Of those periods, the ones that occur outside of bed are likely to involve Louie's daughters (Hadley Delany and Ursula Parker). "The Waltons," it's not, but I'm not sure any show on television nails the experience of being a divorced father as well as "Louie" does.

But is it a comedy? The man who makes it is a comedian, certainly, but he's moved beyond simple cringe humor to something more interesting, harnessing the rhythms of real life, with all its ill-timed incidents and unexpected punch lines, to tell short stories that surprise in a way television almost never does.

It's trickier to see Louie as some poor schlub with a career that's going nowhere, "Louie" having become a playground for people like Jerry Seinfeld, Sarah Silverman, Charles Grodin and Ellen Burstyn.

Yvonne Strahovski ("Chuck," "Dexter") does double-duty tonight, appearing in the second episode of "Louie," and in "24: Live Another Day," where she'll be a regular as CIA agent Kate Morgan, the latest in a series of cool, smart blonde women with whom Jack's tangled over the years.

As someone whose own husband turned out to be a spy for the other side - didn't I see this on "The Blacklist"? - Kate's not in the best standing with the agency. But she's not yet become the pariah Jack has.

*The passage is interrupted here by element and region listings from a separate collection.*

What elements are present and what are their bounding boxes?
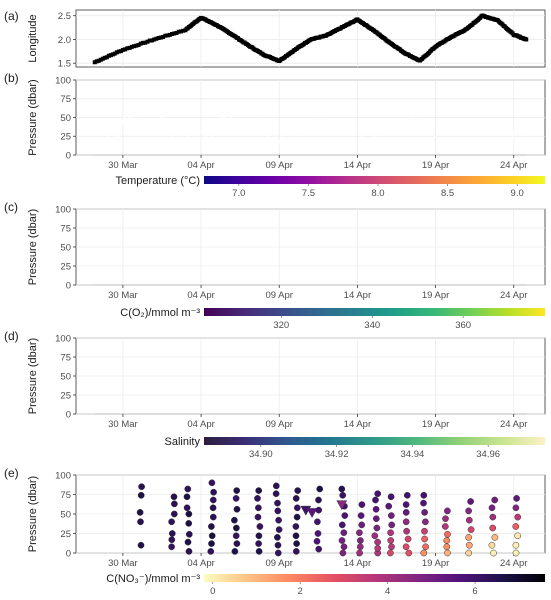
colorbar-tick-label: 7.0 bbox=[232, 188, 245, 199]
y-tick-label: 2.5 bbox=[58, 11, 71, 22]
longitude-point bbox=[116, 49, 121, 54]
longitude-point bbox=[181, 28, 186, 33]
longitude-point bbox=[104, 55, 109, 60]
mixed-layer-line bbox=[94, 109, 527, 149]
colorbar-tick-label: 7.5 bbox=[302, 188, 315, 199]
longitude-point bbox=[161, 34, 166, 39]
longitude-point bbox=[92, 60, 97, 65]
x-tick-label: 30 Mar bbox=[108, 160, 138, 171]
longitude-point bbox=[125, 46, 130, 51]
longitude-point bbox=[156, 35, 161, 40]
panel-1: (a) Longitude 1.5 2.0 2.5 bbox=[4, 9, 546, 70]
longitude-point bbox=[170, 31, 175, 36]
longitude-point bbox=[127, 45, 132, 50]
colorbar-tick-label: 9.0 bbox=[511, 188, 524, 199]
y-axis-title: Longitude bbox=[27, 14, 39, 62]
y-tick-label: 50 bbox=[60, 113, 71, 124]
longitude-point bbox=[524, 37, 529, 42]
longitude-point bbox=[147, 38, 152, 43]
longitude-point bbox=[152, 37, 157, 42]
longitude-point bbox=[149, 38, 154, 43]
colorbar-2: 7.0 7.5 8.0 8.5 9.0 Temperature (°C) bbox=[116, 175, 545, 199]
longitude-point bbox=[143, 40, 148, 45]
longitude-point bbox=[136, 42, 141, 47]
panel-letter: (a) bbox=[4, 9, 19, 23]
longitude-point bbox=[100, 56, 105, 61]
colorbar-tick-label: 8.5 bbox=[441, 188, 454, 199]
y-tick-label: 2.0 bbox=[58, 35, 71, 46]
y-tick-label: 100 bbox=[55, 75, 71, 86]
longitude-point bbox=[110, 52, 115, 57]
longitude-point bbox=[145, 39, 150, 44]
longitude-point bbox=[120, 47, 125, 52]
longitude-point bbox=[102, 55, 107, 60]
longitude-point bbox=[114, 50, 119, 55]
longitude-point bbox=[129, 44, 134, 49]
longitude-point bbox=[118, 49, 123, 54]
y-tick-label: 1.5 bbox=[58, 59, 71, 70]
longitude-point bbox=[98, 57, 103, 62]
x-tick-label: 24 Apr bbox=[500, 160, 527, 171]
panel-letter: (c) bbox=[4, 200, 18, 214]
longitude-point bbox=[174, 30, 179, 35]
longitude-point bbox=[132, 44, 137, 49]
colorbar-tick-label: 8.0 bbox=[371, 188, 384, 199]
longitude-point bbox=[123, 47, 128, 52]
longitude-point bbox=[141, 40, 145, 45]
y-axis-title: Pressure (dbar) bbox=[27, 79, 39, 155]
longitude-point bbox=[138, 41, 143, 46]
longitude-point bbox=[106, 53, 111, 58]
longitude-point bbox=[112, 51, 117, 56]
x-tick-label: 09 Apr bbox=[265, 160, 292, 171]
longitude-point bbox=[165, 33, 170, 38]
longitude-point bbox=[108, 53, 113, 58]
colorbar-rect bbox=[204, 176, 545, 184]
x-tick-label: 19 Apr bbox=[422, 160, 449, 171]
longitude-point bbox=[154, 36, 159, 41]
longitude-point bbox=[178, 29, 183, 34]
colorbar-title: Temperature (°C) bbox=[116, 175, 200, 187]
longitude-point bbox=[176, 29, 181, 34]
longitude-point bbox=[167, 32, 172, 37]
x-tick-label: 14 Apr bbox=[344, 160, 371, 171]
longitude-point bbox=[158, 35, 163, 40]
longitude-point bbox=[94, 59, 99, 64]
panel-letter: (b) bbox=[4, 71, 19, 85]
longitude-point bbox=[134, 43, 139, 48]
longitude-point bbox=[96, 58, 101, 63]
x-tick-label: 04 Apr bbox=[187, 160, 214, 171]
longitude-point bbox=[172, 31, 177, 36]
y-tick-label: 0 bbox=[66, 150, 71, 161]
y-tick-label: 25 bbox=[60, 132, 71, 143]
y-tick-label: 75 bbox=[60, 94, 71, 105]
panel-2: (b) 0 25 50 75 100 Pressure (dbar) 30 Mar 04 Apr… bbox=[4, 71, 546, 171]
longitude-point bbox=[163, 33, 168, 38]
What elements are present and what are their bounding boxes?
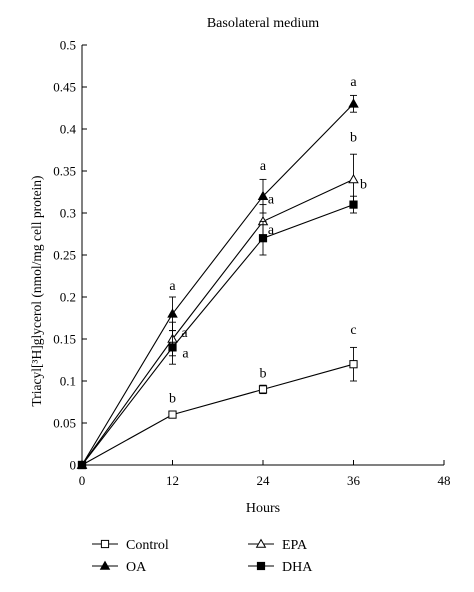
significance-letter-control: c <box>350 323 356 338</box>
x-tick-label: 48 <box>438 473 451 488</box>
point-oa <box>348 98 359 108</box>
series-line-control <box>81 363 354 466</box>
significance-letter-dha: b <box>360 178 367 193</box>
legend-item-oa: OA <box>92 560 147 575</box>
significance-letter-oa: a <box>169 279 176 294</box>
point-dha <box>349 200 358 209</box>
point-epa <box>348 173 359 184</box>
y-tick-label: 0.1 <box>60 374 76 389</box>
x-tick-label: 0 <box>79 473 86 488</box>
point-control <box>168 410 177 419</box>
y-axis-label: Triacyl[³H]glycerol (nmol/mg cell protei… <box>29 175 44 406</box>
y-tick-label: 0.5 <box>60 38 76 53</box>
series-line-epa <box>81 178 354 466</box>
y-tick-label: 0.45 <box>53 80 76 95</box>
significance-letter-control: b <box>169 392 176 407</box>
x-tick-label: 24 <box>257 473 271 488</box>
y-tick-label: 0.35 <box>53 164 76 179</box>
legend-label-oa: OA <box>126 560 147 575</box>
significance-letter-dha: a <box>182 346 189 361</box>
legend-label-dha: DHA <box>282 560 313 575</box>
y-tick-label: 0.05 <box>53 416 76 431</box>
point-control <box>258 385 268 394</box>
significance-letter-oa: a <box>260 159 267 174</box>
significance-letter-epa: b <box>350 130 357 145</box>
point-dha <box>168 343 177 352</box>
plot-area: 0 0.05 0.1 0.15 0.2 0.25 0.3 0.35 0.4 0.45 0.5 0 12 2… <box>53 38 450 489</box>
significance-letter-epa: a <box>268 192 275 207</box>
legend-label-epa: EPA <box>282 538 308 553</box>
point-dha <box>77 460 87 470</box>
point-control <box>349 360 358 369</box>
significance-letter-oa: a <box>350 75 357 90</box>
legend-marker-dha <box>256 561 266 571</box>
legend-marker-control <box>100 539 110 549</box>
chart-title: Basolateral medium <box>207 16 319 31</box>
legend-item-epa: EPA <box>248 538 308 553</box>
y-tick-label: 0.4 <box>60 122 77 137</box>
legend-marker-epa <box>255 538 267 548</box>
point-dha <box>258 234 268 243</box>
x-tick-label: 12 <box>166 473 179 488</box>
y-tick-label: 0.3 <box>60 206 76 221</box>
legend: Control EPA OA DHA <box>92 538 313 575</box>
legend-item-control: Control <box>92 538 169 553</box>
y-tick-label: 0.2 <box>60 290 76 305</box>
point-oa <box>167 308 178 318</box>
legend-marker-oa <box>99 560 111 570</box>
significance-letter-control: b <box>260 366 267 381</box>
series-line-dha <box>81 204 354 466</box>
legend-item-dha: DHA <box>248 560 313 575</box>
point-oa <box>257 190 269 200</box>
y-tick-label: 0.15 <box>53 332 76 347</box>
legend-label-control: Control <box>126 538 169 553</box>
x-tick-label: 36 <box>347 473 361 488</box>
y-tick-label: 0 <box>70 458 77 473</box>
x-axis-label: Hours <box>246 501 280 516</box>
series-line-oa <box>81 103 354 466</box>
significance-letter-epa: a <box>181 326 188 341</box>
y-tick-label: 0.25 <box>53 248 76 263</box>
significance-letter-dha: a <box>268 223 275 238</box>
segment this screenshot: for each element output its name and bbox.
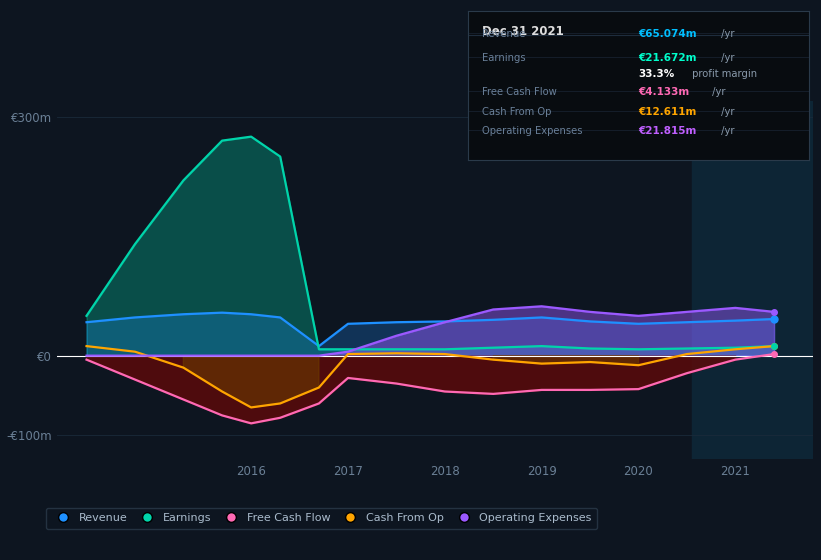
Text: €4.133m: €4.133m (639, 87, 690, 97)
Text: €65.074m: €65.074m (639, 29, 697, 39)
Text: /yr: /yr (718, 29, 735, 39)
Bar (692, 101, 821, 459)
Legend: Revenue, Earnings, Free Cash Flow, Cash From Op, Operating Expenses: Revenue, Earnings, Free Cash Flow, Cash … (46, 508, 598, 529)
Text: €12.611m: €12.611m (639, 106, 697, 116)
Text: €21.815m: €21.815m (639, 126, 697, 136)
Text: /yr: /yr (718, 106, 735, 116)
Text: Earnings: Earnings (482, 53, 525, 63)
Text: Operating Expenses: Operating Expenses (482, 126, 582, 136)
Text: Cash From Op: Cash From Op (482, 106, 551, 116)
Text: Free Cash Flow: Free Cash Flow (482, 87, 557, 97)
Text: profit margin: profit margin (690, 69, 758, 80)
Text: Revenue: Revenue (482, 29, 525, 39)
Text: /yr: /yr (718, 126, 735, 136)
Text: 33.3%: 33.3% (639, 69, 675, 80)
Text: €21.672m: €21.672m (639, 53, 697, 63)
Text: /yr: /yr (709, 87, 725, 97)
Text: Dec 31 2021: Dec 31 2021 (482, 25, 563, 38)
Text: /yr: /yr (718, 53, 735, 63)
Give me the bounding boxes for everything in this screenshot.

Her pursuit of him will undoubtedly complicate his efforts to save yet another U.S. president (William Devane) from an assassin's (fill in lethal weapon-of-the-season here).

We last saw Jack magnified through the camera lens of a drone, and let's just say drones are very much in the picture four years later.

So, thank goodness, is Chloe O'Brian (Mary Lynn Rajskub), who's still cool (though not still blond) and who's the show's obvious entry point into the free-information movement.

Moving the show to London may complicate the car chases, but it also brings us Stephen Fry as the British prime minister. (Someone needs to make this a show.)

One of strengths of "24" - its real-time format - has also been one of its greatest weaknesses, since even the most complex conspiracies tended to falter somewhere in midseason, forcing writers to resort to random cougar sightings or bouts of amnesia.

A 12-hour season isn't just closer to the standard for high-end cable dramas, it's an opportunity for "24" to finally cut to the chase.